The Catalan president in exile, Carles Puigdemont, showed himself to be outraged after the director of Spain's CNI intelligence agency, Paz Esteban, told the official secrets committee that they had been spying on people in his environment and his family, with the authorization of the Supreme Court. Puigdemont considers that the issue of judicial authorization does not make it any less scandalous and he recalled that most of the people around him are not involved in any court case, but have been spied on in order to attack him. He concluded that "Spain is a threat to democracy." "It is clear that Spain is rotten throughout. A pseudo-democracy that considers it legitimate to carry out complete espionage (including invading their privacy) for people who are pro-independent or who are simply part of my environment," he said.
According to Puigdemont, this type of action is a crime even if carried out with judicial permission, because it involves political persecution. "[The people in] my environment have been infected by Pegasus. This has been irrefutably proven. Only flat-earthers can deny it. If the CNI has used this software, it has committed a very serious crime. Most people around me are not part of any court case, and under no circumstances do they enter into any of the situations in which a state may limit fundamental rights. They have been spied on in order to be able to spy on me without appearing to breach my [parliamentary] immunity. But they have violated it. Spain is a threat to liberty; it allows itself to spy on my family and co-workers solely because it is irritated by my European freedom of action," he added.
As Junts lawyer and MP Jaume Alonso Cuevillas has noted, part of the so-called "Puigdemont environmment" consists of his lawyers, and that if a judge has authorized spying on them, "it is very serious".

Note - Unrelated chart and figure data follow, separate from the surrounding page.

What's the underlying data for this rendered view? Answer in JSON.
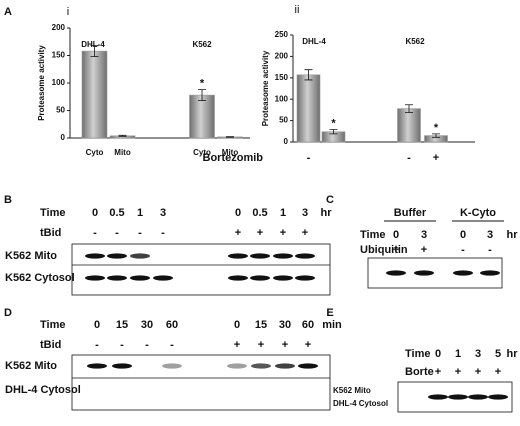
{
  "chart_data": [
    {
      "type": "bar",
      "panel": "A",
      "subpanel": "i",
      "ylabel": "Proteasome activity",
      "groups": [
        "DHL-4",
        "K562"
      ],
      "categories": [
        "Cyto",
        "Mito",
        "Cyto",
        "Mito"
      ],
      "values": [
        158,
        4,
        78,
        2
      ],
      "errors": [
        10,
        1,
        10,
        0.5
      ],
      "significance": [
        null,
        null,
        "*",
        null
      ],
      "color": "#9a9a9a",
      "ylim": [
        0,
        200
      ],
      "yticks": [
        0,
        50,
        100,
        150,
        200
      ]
    },
    {
      "type": "bar",
      "subpanel": "ii",
      "ylabel": "Proteasome activity",
      "xlabel": "Bortezomib",
      "groups": [
        "DHL-4",
        "K562"
      ],
      "categories": [
        "-",
        null,
        "-",
        "+"
      ],
      "values": [
        157,
        24,
        78,
        15
      ],
      "errors": [
        12,
        5,
        9,
        4
      ],
      "significance": [
        null,
        "*",
        null,
        "*"
      ],
      "color": "#9a9a9a",
      "ylim": [
        0,
        250
      ],
      "yticks": [
        0,
        50,
        100,
        150,
        200,
        250
      ]
    }
  ],
  "blots": {
    "B": {
      "panel": "B",
      "time_label": "Time",
      "times": [
        "0",
        "0.5",
        "1",
        "3",
        "0",
        "0.5",
        "1",
        "3"
      ],
      "unit": "hr",
      "treatment_label": "tBid",
      "treatments": [
        "-",
        "-",
        "-",
        "-",
        "+",
        "+",
        "+",
        "+"
      ],
      "rows": [
        "K562 Mito",
        "K562 Cytosol"
      ]
    },
    "C": {
      "panel": "C",
      "headers": [
        "Buffer",
        "K-Cyto"
      ],
      "time_label": "Time",
      "times": [
        "0",
        "3",
        "0",
        "3"
      ],
      "unit": "hr",
      "treatment_label": "Ubiquitin",
      "treatments": [
        "+",
        "+",
        "-",
        "-"
      ]
    },
    "D": {
      "panel": "D",
      "time_label": "Time",
      "times": [
        "0",
        "15",
        "30",
        "60",
        "0",
        "15",
        "30",
        "60"
      ],
      "unit": "min",
      "treatment_label": "tBid",
      "treatments": [
        "-",
        "-",
        "-",
        "-",
        "+",
        "+",
        "+",
        "+"
      ],
      "rows": [
        "K562 Mito",
        "DHL-4 Cytosol"
      ]
    },
    "E": {
      "panel": "E",
      "time_label": "Time",
      "times": [
        "0",
        "1",
        "3",
        "5"
      ],
      "unit": "hr",
      "treatment_label": "Borte",
      "treatments": [
        "+",
        "+",
        "+",
        "+"
      ],
      "rows": [
        "K562 Mito",
        "DHL-4 Cytosol"
      ]
    }
  }
}
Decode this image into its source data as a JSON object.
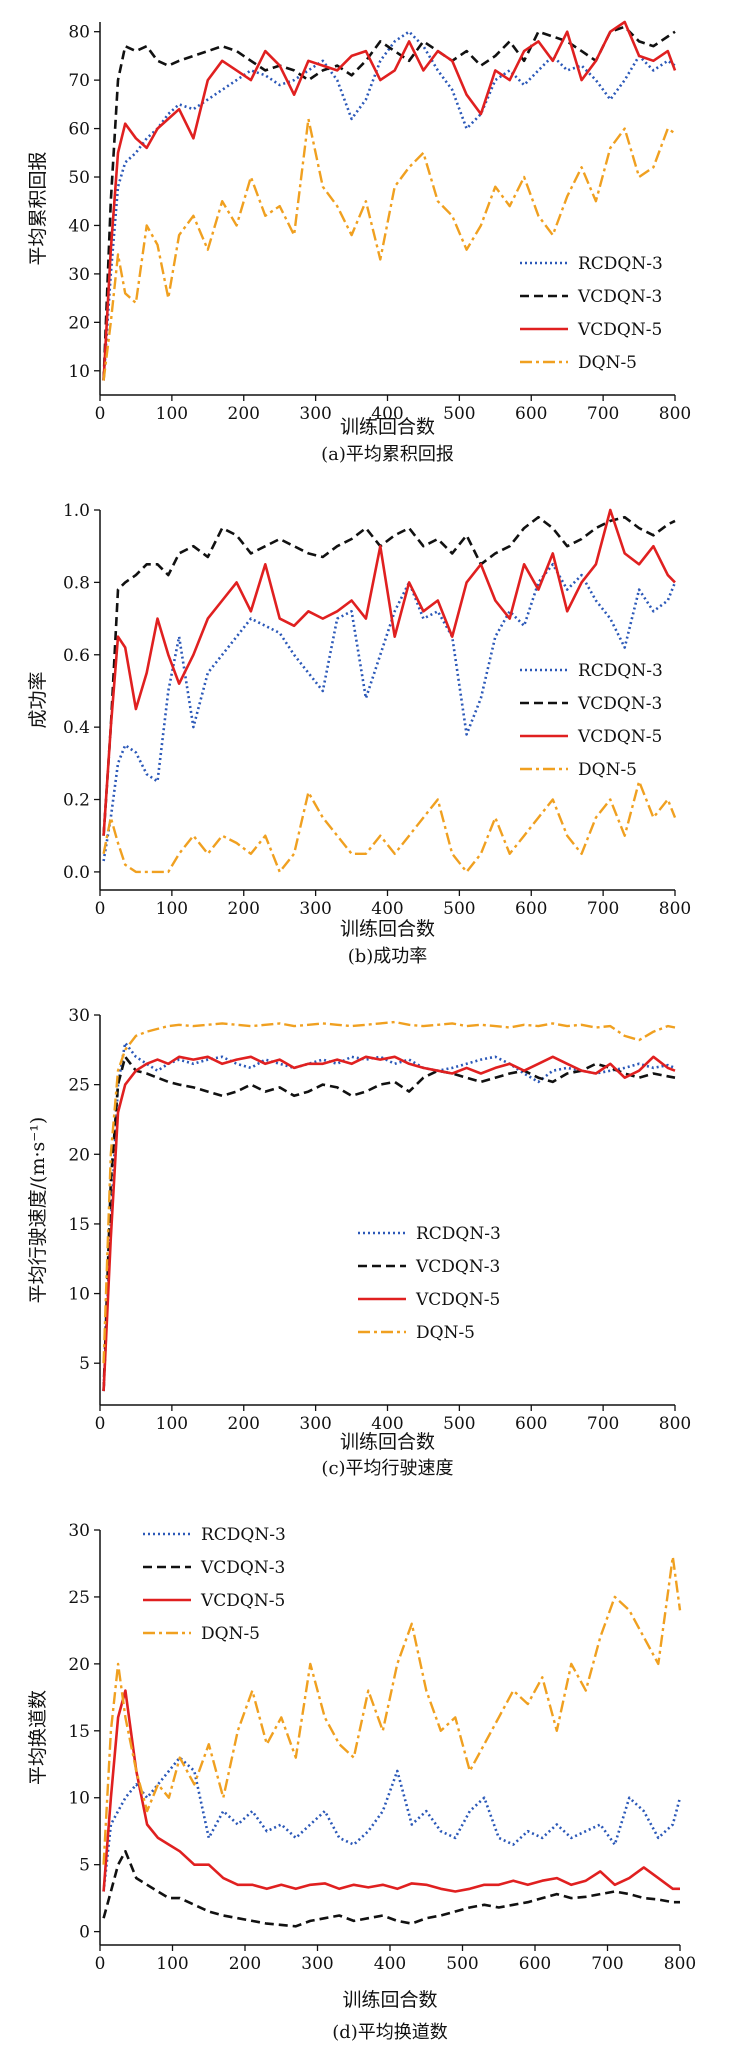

Spain's National Intelligence Centre (CNI) spied on the Catalan independence movement, but it did so with judicial authorization from the Supreme Court. According to parliamentary sources, this is the version given today by the director of the CNI, Paz Esteban, to the official secrets committee of the Spanish Congress. However, Esteban reduced the list to only eighteen pro-independence leaders and people in their circles, including current Catalan president Pere Aragonès and those close to the former president Carles Puigdemont in Belgium. These admissions are still far from the figure of over 60 people including Catalan and Basque politicians, activists, lawyers and journalists demonstrated to have had their phones infected with this software in the independent study by Citizen Lab. And there is another unknown in the air: who spied on Spanish prime minister Pedro Sanchez and defence minister Margarita Robles? The PSOE and the right came out of the meeting very satisfied; quite the opposite of the independence movement.
The closed-door appearance before the committee, which has not met for over two years, began at 9am and lasted more than three hours, with the presence of two people themselves spied on with Pegasus: the Catalan deputies Míriam Nogueras (Junts) and Albert Botran (the CUP). Prior to the meeting, committee members left their mobile phones in lockers and an electronic search was carried out to prevent recordings. Those present were only permitted to bring paper and pen. According to several of the spokespeople present at the official secrets committee, much of the appearance by the CNI head was focused squarely on the Catalangate espionage against the independence movement.